After years of painful setbacks, Jocelyn and Joshua successfully produced three viable pre-embryos (fertilized eggs not yet implanted in the womb) through in vitro fertilization (IVF).

After one miscarriage and one successful pregnancy, the couple decided to divorce. While in agreement on almost every divorce detail, the two could not agree on one huge question: What happens to the third pre-embryo?

Contemplating a potentially emotional, religious, moral, and/or ethical personal decision, a Maryland court recently tried to objectively answer the question to resolve Jocelyn and Joshua’s (real people) dispute.

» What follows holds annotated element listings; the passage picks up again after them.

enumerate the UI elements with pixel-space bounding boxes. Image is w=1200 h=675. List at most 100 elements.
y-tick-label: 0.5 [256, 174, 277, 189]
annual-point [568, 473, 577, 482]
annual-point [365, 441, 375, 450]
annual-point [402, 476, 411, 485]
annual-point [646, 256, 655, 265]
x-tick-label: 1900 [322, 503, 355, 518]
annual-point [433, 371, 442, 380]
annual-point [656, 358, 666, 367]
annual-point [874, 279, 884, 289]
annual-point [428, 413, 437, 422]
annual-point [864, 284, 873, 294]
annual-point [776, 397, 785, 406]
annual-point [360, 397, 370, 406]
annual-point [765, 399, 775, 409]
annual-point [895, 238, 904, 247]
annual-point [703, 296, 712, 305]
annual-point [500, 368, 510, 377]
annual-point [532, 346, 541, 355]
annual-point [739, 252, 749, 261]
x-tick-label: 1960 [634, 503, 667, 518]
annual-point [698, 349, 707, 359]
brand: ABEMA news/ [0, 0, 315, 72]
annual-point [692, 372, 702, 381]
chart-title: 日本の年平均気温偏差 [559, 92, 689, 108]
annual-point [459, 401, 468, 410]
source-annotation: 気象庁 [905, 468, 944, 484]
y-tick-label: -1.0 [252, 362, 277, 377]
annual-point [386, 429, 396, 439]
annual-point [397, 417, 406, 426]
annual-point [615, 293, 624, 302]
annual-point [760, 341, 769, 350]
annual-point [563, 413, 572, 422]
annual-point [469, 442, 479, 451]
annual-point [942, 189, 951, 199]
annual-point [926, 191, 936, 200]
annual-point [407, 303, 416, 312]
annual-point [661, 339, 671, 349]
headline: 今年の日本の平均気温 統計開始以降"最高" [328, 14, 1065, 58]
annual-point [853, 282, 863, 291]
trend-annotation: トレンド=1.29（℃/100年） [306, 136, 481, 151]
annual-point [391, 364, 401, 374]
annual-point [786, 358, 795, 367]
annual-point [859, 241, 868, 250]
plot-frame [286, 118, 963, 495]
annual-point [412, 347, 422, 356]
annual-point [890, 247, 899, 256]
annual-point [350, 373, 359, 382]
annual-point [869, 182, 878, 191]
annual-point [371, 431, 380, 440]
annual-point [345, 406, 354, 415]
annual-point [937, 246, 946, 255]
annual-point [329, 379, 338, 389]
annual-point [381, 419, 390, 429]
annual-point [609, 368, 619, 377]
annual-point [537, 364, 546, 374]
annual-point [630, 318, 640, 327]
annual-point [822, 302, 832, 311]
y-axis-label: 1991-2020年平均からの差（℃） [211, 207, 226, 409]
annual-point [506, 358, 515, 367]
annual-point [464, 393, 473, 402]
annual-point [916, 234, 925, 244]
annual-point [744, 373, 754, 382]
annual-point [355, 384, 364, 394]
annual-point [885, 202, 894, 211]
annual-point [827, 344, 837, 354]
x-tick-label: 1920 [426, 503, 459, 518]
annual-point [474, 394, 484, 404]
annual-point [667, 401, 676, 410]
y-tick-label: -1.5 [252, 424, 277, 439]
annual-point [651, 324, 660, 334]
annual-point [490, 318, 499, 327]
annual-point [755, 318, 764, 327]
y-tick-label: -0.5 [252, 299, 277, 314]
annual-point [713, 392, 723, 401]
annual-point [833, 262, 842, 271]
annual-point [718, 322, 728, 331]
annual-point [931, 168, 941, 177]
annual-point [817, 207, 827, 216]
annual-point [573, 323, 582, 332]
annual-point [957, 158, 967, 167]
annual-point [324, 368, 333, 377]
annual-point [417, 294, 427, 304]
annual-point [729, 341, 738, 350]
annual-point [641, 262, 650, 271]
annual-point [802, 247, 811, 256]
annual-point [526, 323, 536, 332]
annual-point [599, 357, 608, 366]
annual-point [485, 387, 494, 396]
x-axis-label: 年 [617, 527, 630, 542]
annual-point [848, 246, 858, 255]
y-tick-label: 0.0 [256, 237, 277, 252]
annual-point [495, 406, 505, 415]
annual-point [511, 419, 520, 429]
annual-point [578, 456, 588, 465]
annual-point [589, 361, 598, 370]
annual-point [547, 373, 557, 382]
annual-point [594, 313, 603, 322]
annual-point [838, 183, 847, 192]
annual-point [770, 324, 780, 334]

The Case of Jocelyn P. vs. Joshua P.

Joshua sought to have the third and final pre-embryo destroyed, while Jocelyn wanted to attempt to have another child post-marriage. A lower court ruled in favor of Joshua deciding that the creation and use of the pre-embryo was contingent on the couple being married/together and raising the child together.

The Appellate Court of Maryland disagreed, and in late 2023, they awarded the pre-embryo to Jocelyn. Key to its decision was an oral agreement prior to the IVF where both parties agreed to give each pre-embryo an opportunity to be born “no matter what.” The joint IVF contract did not have an express provision concerning what would happen to the pre-embryo in the event of divorce, and at no point during the parties’ conversation did the subject of divorce arise. 

As is frequently the case with matters of first impression, the Court established new law and a mandate for how to resolve marital disputes concerning pre-embryos. However, the decision still does not address the question of support.

How Does This Decision Impact Child Support? 

Based on existing Maryland paternity and child support law, if Jocelyn successfully carries the implanted pre-embryo to term, Joshua would likely have the legal obligation to support his child and Jocelyn could not waive that on the child’s behalf. 

The Appellate Court alluded to some states having passed the Uniform Parentage Act, which conflicts with existing Maryland paternity law and would create an exception for pre-embryos implanted after the marriage is dissolved.

Nevertheless, that solution does not exist at this moment in Maryland. Moreover, parents cannot bargain away child support on behalf of a child in Maryland. So, for now, Joshua would be the putative father of the child and would be obligated to pay child support if Jocelyn sought it out.   

What’s Next

The joint IVF contract Joshua and Jocelyn signed contained a provision stating that, in the event of death or incompetence of the other, the surviving or competent spouse would have the sole right to use the embryo, which provided some coverage but still didn’t account for divorce.

The bottom line is married couples in Maryland looking to start IVF should make sure to have a detailed written agreement that outlines specifically what happens should the marriage end, and not leave it up to a court’s interpretation, regardless of what rules may come in the future.

Continue reading below for answers to common questions regarding pre-embryos and this case.

Q&A: What Every Spouse with Reproductive Matter in Storage Should Know and Understand

What is a pre-embryo?  It is a fertilized egg in storage, pre-implantation.

Does this opinion apply to other genetic material in storage?  Unclear, but there is potential for that if the material in storage is being held pursuant to a joint IVF contract. 

Is the genetic matter “property” or a “person”?  Neither.  Pre-embryos occupy an interim category (i.e. something more than just property, but not personhood) that entitles them to “special respect because of their potential for human life”. 

What standard must Maryland Courts apply when distributing pre-embryos?  The Appellate Court identified and analyzed the three leading approaches observed from other jurisdictions:  (1) the contractual approach; (2) the contemporaneous mutual consent approach; and (3) the balancing test.  The Appellate Court concluded that the combination of (1) and (3), but not (2), was the most consistent with Maryland law. 

What is the contractual approach?  Courts look first to any prior agreements between the parties regarding the disposition of the pre-embryos.  In this case, the agreement that controlled the outcome was an oral agreement between the parties – not the written and signed joint IVF contract. 

What is the contemporaneous mutual consent approach?  Courts look to the current preferences of the parties; if one party no longer consents to the maintenance or use of the pre-embryo, it will no longer be used or stored. 

What is the balancing of interests approach?  If the contractual approach does not resolve the issue, Maryland Courts should apply the following factors:

  • The intended use of the frozen pre-embryos by the party seeking to preserve them;
  • The reasonable ability of a party seeking implantation to have children through other means;
  • The parties’ original reasons for undergoing IVF, which may favor preservation over disposition;
  • The potential burden on the party seeking to avoid becoming a genetic parent; and
  • Either party’s bad faith and attempt to use the frozen pre-embryo as leverage in the divorce proceeding; and
  • Other considerations relevant to the parties’ unique situation.